Ktedobacter (Kte.do.bac′ter. Gr. n. ktedon, fiber; N.L. masc. n. bacter, rod, bacterium, prokaryote; N.L. masc. n. Ktedobacter, filamentous bacterium). The filamentous, spore-forming bacteria are gram positive. Strains grow as mesophilic aerobic heterotrophs and can also grow under microaerophilic conditions. They contain ornithine, alanine, glutamic acid, serine, and glycine as the peptidoglycan amino acids. C16:1 2OH is the major component of the cellular fatty acids, and MK-9(H2) is the major menaquinone. The G+C content of the genomic DNA of strain SOSP1-21, the type strain of the type species, Ktedobacter racemifer, is 53.9%.
Ktedobacter racemifer (ra.ce′mi.pher. L. adj. masc. racemifer, carrying clusters of grapes). In addition to the properties given in the genus description, this species has the following characteristics.

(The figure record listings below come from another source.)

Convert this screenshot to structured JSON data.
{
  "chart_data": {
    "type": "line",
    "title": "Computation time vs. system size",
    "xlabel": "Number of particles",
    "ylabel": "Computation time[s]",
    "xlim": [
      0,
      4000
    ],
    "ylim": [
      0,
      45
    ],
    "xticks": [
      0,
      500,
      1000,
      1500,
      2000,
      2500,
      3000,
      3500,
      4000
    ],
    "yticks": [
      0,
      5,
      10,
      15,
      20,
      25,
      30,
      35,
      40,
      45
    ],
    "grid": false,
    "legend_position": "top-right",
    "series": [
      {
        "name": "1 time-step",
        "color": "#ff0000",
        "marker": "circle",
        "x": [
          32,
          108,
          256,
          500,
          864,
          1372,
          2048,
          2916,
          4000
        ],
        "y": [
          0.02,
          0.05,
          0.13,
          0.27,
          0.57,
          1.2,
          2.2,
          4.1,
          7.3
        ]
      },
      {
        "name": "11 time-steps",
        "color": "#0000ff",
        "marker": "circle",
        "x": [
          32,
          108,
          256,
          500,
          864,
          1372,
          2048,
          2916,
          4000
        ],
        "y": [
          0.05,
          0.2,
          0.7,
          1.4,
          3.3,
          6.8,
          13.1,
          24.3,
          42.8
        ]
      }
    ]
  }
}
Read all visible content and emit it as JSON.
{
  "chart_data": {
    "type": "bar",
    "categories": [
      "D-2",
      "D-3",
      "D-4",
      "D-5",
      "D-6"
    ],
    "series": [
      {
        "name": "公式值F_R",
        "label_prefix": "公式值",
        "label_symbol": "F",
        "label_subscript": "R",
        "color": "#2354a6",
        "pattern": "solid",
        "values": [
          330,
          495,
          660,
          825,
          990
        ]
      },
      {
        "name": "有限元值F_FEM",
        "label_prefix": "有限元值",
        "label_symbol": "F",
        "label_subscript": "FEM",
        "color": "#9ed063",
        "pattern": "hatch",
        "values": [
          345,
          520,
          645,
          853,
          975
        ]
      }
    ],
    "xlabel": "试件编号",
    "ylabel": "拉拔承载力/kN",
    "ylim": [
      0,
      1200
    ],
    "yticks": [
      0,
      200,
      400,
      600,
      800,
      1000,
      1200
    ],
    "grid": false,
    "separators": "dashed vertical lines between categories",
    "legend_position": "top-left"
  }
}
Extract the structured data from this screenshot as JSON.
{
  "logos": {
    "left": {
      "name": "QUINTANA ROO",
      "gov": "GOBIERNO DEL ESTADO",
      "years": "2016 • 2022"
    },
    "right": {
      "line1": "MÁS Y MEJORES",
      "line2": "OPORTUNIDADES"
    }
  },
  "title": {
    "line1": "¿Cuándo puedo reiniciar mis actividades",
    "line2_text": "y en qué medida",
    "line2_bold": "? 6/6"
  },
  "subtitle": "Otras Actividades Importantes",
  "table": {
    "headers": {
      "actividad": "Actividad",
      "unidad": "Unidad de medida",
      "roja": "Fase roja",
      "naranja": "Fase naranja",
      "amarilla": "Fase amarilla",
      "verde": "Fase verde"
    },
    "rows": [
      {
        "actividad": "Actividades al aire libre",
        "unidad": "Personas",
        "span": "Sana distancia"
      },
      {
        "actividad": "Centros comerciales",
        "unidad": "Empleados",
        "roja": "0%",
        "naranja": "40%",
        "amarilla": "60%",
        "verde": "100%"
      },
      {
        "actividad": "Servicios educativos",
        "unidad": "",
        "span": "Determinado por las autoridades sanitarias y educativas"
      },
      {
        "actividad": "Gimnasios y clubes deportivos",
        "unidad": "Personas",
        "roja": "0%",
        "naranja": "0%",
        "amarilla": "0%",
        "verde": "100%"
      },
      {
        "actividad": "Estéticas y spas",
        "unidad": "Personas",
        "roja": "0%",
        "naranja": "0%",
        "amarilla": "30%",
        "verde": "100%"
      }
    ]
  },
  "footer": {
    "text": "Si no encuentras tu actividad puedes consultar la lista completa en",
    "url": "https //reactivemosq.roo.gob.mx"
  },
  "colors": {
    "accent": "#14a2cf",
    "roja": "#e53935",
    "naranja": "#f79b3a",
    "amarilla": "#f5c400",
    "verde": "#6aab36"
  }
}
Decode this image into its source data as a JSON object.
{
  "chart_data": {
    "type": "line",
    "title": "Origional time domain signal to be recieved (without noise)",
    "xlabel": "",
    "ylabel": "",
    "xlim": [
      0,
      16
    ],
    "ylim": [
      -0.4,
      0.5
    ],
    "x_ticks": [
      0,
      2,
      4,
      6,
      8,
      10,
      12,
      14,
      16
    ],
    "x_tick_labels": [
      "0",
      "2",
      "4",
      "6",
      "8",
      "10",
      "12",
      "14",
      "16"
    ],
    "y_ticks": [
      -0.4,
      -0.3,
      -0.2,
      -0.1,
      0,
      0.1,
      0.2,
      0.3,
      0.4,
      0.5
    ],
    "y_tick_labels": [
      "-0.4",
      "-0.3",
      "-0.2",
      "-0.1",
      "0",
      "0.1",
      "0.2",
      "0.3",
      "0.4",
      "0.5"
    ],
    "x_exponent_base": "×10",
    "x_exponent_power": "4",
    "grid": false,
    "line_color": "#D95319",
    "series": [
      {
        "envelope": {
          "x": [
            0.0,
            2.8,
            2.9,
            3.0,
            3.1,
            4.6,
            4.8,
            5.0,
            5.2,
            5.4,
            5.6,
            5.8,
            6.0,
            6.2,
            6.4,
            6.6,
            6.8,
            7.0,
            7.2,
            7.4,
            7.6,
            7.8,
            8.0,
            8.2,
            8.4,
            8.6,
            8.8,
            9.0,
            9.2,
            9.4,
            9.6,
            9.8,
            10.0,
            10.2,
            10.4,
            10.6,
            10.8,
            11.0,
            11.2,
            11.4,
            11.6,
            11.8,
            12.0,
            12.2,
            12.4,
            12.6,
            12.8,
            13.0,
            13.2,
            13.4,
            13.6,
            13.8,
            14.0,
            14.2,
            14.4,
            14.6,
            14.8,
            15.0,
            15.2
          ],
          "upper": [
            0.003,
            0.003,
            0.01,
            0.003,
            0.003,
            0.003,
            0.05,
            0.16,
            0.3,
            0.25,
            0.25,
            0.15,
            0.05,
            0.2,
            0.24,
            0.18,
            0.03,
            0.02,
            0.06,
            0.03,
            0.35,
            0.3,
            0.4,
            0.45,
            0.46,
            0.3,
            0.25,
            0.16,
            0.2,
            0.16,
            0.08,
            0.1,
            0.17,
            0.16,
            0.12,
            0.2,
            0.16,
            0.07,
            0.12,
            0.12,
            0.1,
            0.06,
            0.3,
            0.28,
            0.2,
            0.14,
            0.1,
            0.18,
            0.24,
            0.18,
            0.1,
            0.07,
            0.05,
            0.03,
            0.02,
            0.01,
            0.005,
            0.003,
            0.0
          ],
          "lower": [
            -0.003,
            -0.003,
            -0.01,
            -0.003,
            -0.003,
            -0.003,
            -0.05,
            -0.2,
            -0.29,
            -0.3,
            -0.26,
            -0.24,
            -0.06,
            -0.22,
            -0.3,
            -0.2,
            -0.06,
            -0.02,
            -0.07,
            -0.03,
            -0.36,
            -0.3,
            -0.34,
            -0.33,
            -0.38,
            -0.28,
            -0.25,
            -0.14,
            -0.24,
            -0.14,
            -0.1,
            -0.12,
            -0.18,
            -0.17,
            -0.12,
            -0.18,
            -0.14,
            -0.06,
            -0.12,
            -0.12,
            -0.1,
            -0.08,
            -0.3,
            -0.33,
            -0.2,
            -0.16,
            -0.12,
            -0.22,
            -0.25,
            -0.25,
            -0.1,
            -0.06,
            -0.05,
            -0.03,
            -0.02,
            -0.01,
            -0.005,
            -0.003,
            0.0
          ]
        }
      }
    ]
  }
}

Gram-positive, non-acid-fast, aerobic, heterotrophic organism that produces branched vegetative mycelium in solid and liquid cultures. It also produces aerial hyphae that can bear spherical spores that are 1.6 to 1.8 μm in diameter. Spores emerge singly on short sporophores, but the dense spores and the interlacing of different spore-forming hyphae result in clusters of spores. Spores are not motile. Colonies are solid with cream to pink or orange pigmentation. Grows at pH 4.2 to 7.2; the optimal pH is around 6, and there is no growth at pH 3.9 and 7.5. The temperatures tolerated range from 17 to 40°C, and the optimum temperatures range from 28 to 33°C; no growth occurs at 14°C and 45°C. Lysozyme at a concentration of 100 μg/ml and 10 g/liter NaCl do not inhibit growth, while 30 g/liter NaCl does inhibit growth. Gelatin, casein, keratin, and starch are hydrolyzed, while chitin, xylan, and cellulose are not hydrolyzed. Catalase positive. Grows well in a microaerophilic atmosphere. Produces H2S but does not reduce nitrates. The type strain is SOSP1-21 (= DSM 44963).